The Detroit automakers represent 1 in 10 jobs in America, if you count all ancillary businesses supporting the automotive industry. Additinally, the automobile is this country's most prized invention - being used all over the world for trasnportation, commercial use, and leisure. If America were to lose this, we would finally become a total service economy...this is not a good thing. It is amazing that we decide to give $750 billion to the financial sector, which has far less employment implications than big auto, with greater debt risk but be opposed to the bailout of these companies.

This is not to say that Detroit is not complicit in their demise. They built crappy, gas-guzzling, unappealing products for years. They raked in huge profits, to the tune of billions of dollars per year, on the backs of large SUVs, and refused to invest any of that cash in the development of fuel efficient vehicles. Meanwhile, they allowed the UAW to enact employee laws that made their fixed costs enormous.

With all that being the case, Nancy Pelosi said it best when she noted, “A healthy automobile manufacturing sector is essential to the restoration of financial market stability, the overall health of our economy, and the livelihood of the automobile sector’s workforce,” in a letter to Congress. Without our most important manufactured good, America's standard of living and GNP will splinter into a much smaller cousin of itself.
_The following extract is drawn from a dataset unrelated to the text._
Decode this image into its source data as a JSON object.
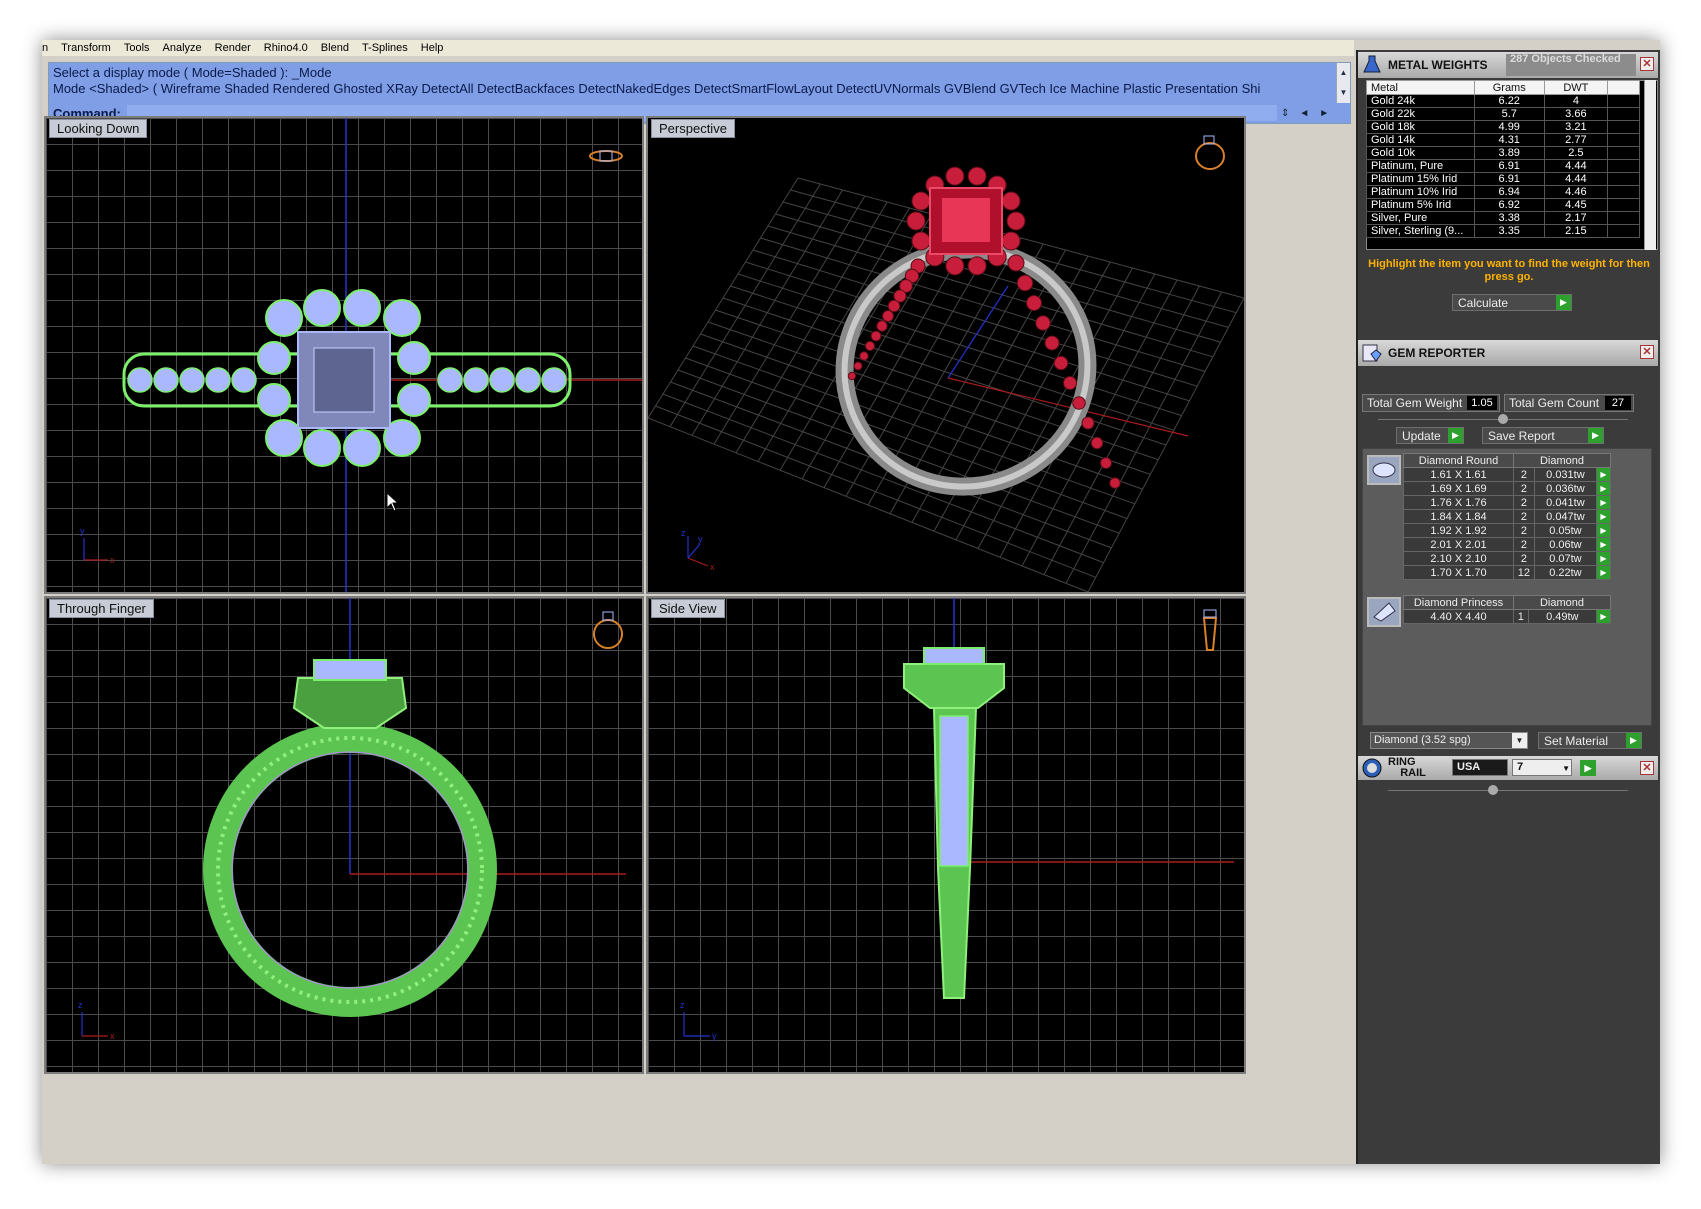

The Detroit Three directly employs 1 million people. That only includes employees of the three automakers. If you add dealership employees, suppliers, creditors, ad agencies, and tire manufacturers, that number ballons to 50 million jobs, by many estimates. This number doesn't even include retirees. Let me be clear when I say, that there is nothing currently available or on the horizon that can employ that many people, nor offer benefits to those retirees. This nation would face a catastrophic blow to the economy should even one of these companies fail. Not to mention, America's 11th largest metro area would become half the size it is now.

With Treasury Seceratary Henry Paulson announcing a change in how the approved $700 billion dollars, approved for the financial sector, would be spent it is evident that the second biggest holder of loans in this country deserves some help too. My solution would be to use some of that money to directly aide the Detroit Three; Mr. Paulson disagrees. If that is not the case, more money must be approved to get them through this tight credit time period. The $25 billion dollar restructuring package will do no good for a company that cannot last for six months. Understand this, the tax payers will pay one way or another.

Either we'll pay for this loan, with the expectation that we'll all benefit when it's paid back with interest, or we'll have a massive unemployment bill to pay through our taxes when all of the aforementioned people lose their jobs . The estimates of people much smarter than I, suggest that cyclical unemployment cost could grow to as much as 7.4% http://research.stlouisfed.org/publications/review/00/03/0003sd.pdf, which would mean we would need 4.6% growth in the economy to break even for the costs of this burden. Given that our economy is currently shrinking, I fear that letting this industry go bankrupt would be far worse than the alternative. Let's do the intelligent thing, as ugly as it may be, and choose the lesser of two evils; bail out the big three.